Needing an environment to demonstrate this interactive form of Internet entertainment, John David Cameron and Earthship executive producer and techno-guru John Skeel approached James Cameron in 1998 to enlist his help. Yet when Earthship began its move forward, the Internet marketplace began its collapse. Even a content-driven site like Pop.com--with Hollywood backing from directors Steven Spielberg and Ron Howard--failed before its launch.
The environment was more hostile, but the Earthship founders were not deterred. "It imposed a discipline on us," explains Skeel. "We looked around at what wasn't working and found another way to do it. And that way was lean and mean and guerrilla-style."
Earthship will have a presence on the set of James Cameron's future films, capturing day-to-day, behind-the-scenes activity in great detail. But John David Cameron is adamant that the Earthship site will remain a strictly visual, immersive environment, without the editorial viewpoint. "All we're trying to do is open an eye to the world and put it in a place that you can't be," he says.
One unforeseen benefit of the site's unedited content was the ability to capture the crew's reactions to a history-making moment: the attacks on Sept. 11. Archived on the site is the moment when actor Bill Paxton, an expedition crew member and star of several of James Cameron's films, including "Titanic," informs the director of the news. Cameron directed Paxton in 1994's "True Lies," which dealt with the possibility of terrorist attacks on U.S. soil.
It's an eerie experience to see Cameron, who has just resurfaced from a 12-hour dive, react to a world dramatically changed from the one he left.
With the Earthship cameras (roughly the size of a remote control) placed at a discreet distance from the action, the playing-to-the-camera type of behavior seen in such reality programs as "Survivor" is absent. The director's response to the news is simple: "You're joking."
John David Cameron, 32, is a former Marine who fought in the Gulf War. After leaving the service in '92, he floated between various industries, starting an art dealership, a production company and writing computer games before embarking on Earthship.
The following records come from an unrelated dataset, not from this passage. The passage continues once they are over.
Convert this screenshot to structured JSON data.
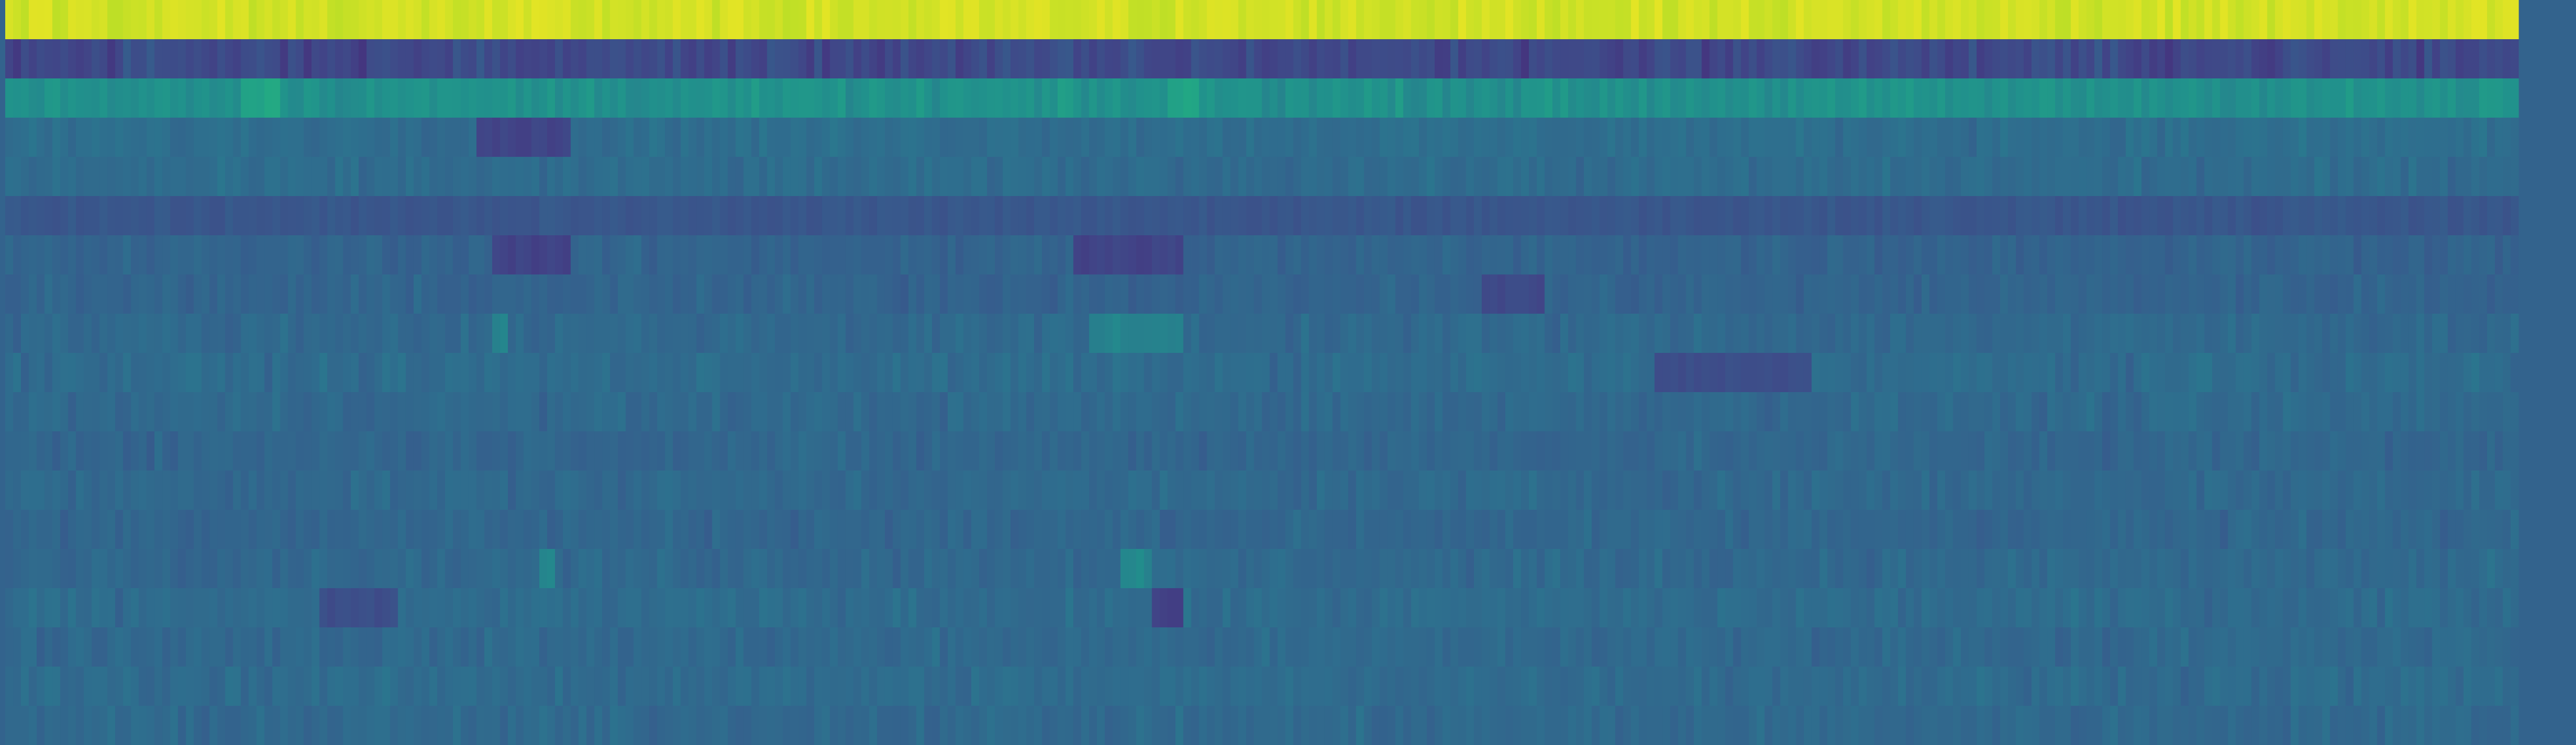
{
  "chart_data": {
    "type": "heatmap",
    "colormap": "viridis",
    "value_range": [
      0,
      1
    ],
    "n_rows": 19,
    "n_cols": 320,
    "title": "",
    "xlabel": "",
    "ylabel": "",
    "legend": "none",
    "grid": false,
    "background_color": "#33638d",
    "row_mean_values": [
      0.87,
      0.22,
      0.5,
      0.36,
      0.35,
      0.3,
      0.32,
      0.32,
      0.34,
      0.35,
      0.34,
      0.33,
      0.34,
      0.33,
      0.34,
      0.35,
      0.34,
      0.35,
      0.34
    ],
    "row_spread_values": [
      0.06,
      0.05,
      0.04,
      0.03,
      0.03,
      0.04,
      0.03,
      0.03,
      0.03,
      0.03,
      0.03,
      0.03,
      0.03,
      0.03,
      0.03,
      0.03,
      0.03,
      0.03,
      0.03
    ],
    "low_bands": [
      {
        "row": 3,
        "cols": [
          60,
          72
        ],
        "value": 0.2
      },
      {
        "row": 5,
        "cols": [
          0,
          320
        ],
        "value": 0.27
      },
      {
        "row": 6,
        "cols": [
          62,
          72
        ],
        "value": 0.2
      },
      {
        "row": 6,
        "cols": [
          136,
          150
        ],
        "value": 0.2
      },
      {
        "row": 7,
        "cols": [
          188,
          196
        ],
        "value": 0.22
      },
      {
        "row": 9,
        "cols": [
          210,
          230
        ],
        "value": 0.24
      },
      {
        "row": 15,
        "cols": [
          40,
          50
        ],
        "value": 0.24
      },
      {
        "row": 15,
        "cols": [
          146,
          150
        ],
        "value": 0.2
      }
    ],
    "high_bands": [
      {
        "row": 0,
        "cols": [
          0,
          320
        ],
        "value": 0.93
      },
      {
        "row": 2,
        "cols": [
          30,
          35
        ],
        "value": 0.58
      },
      {
        "row": 2,
        "cols": [
          148,
          152
        ],
        "value": 0.58
      },
      {
        "row": 8,
        "cols": [
          62,
          64
        ],
        "value": 0.44
      },
      {
        "row": 8,
        "cols": [
          138,
          150
        ],
        "value": 0.44
      },
      {
        "row": 14,
        "cols": [
          68,
          70
        ],
        "value": 0.46
      },
      {
        "row": 14,
        "cols": [
          142,
          146
        ],
        "value": 0.46
      }
    ]
  }
}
Soft-spoken and mild-mannered, John David Cameron is a sharp contrast to the reportedly abrasive manner of his oldest brother. This is the first time he worked with James in a formal capacity, but even his status as brother did not spare him from the director's demanding nature.
"Jim deals direct," John David Cameron says. "It doesn't matter if you're mom, pop, brother, sister, best friend or his most trusted cameraman. If you're making a mistake, he'll tell you." Making Earthship a true family affair, middle brother Mike Cameron was also present on the expedition. Using his training as an engineer, Mike designed the ROVs that were used to plumb Titanic's inner reaches. He has designed equipment for use on several of James Cameron's films, so he is able to empathize with John David's experience.
"[John] David was getting his first real exposure to what it's like to work directly with the director," Mike says. "It's not always easy. As a matter of fact, I think he's much harder on us as family members than he is on other folks that work directly with him."
Mike and John David found the experience ultimately rewarding, but both agree that the family name can be intimidating to outsiders.
"Three Camerons on the same boat?" says Mike. "It's a frightening proposition."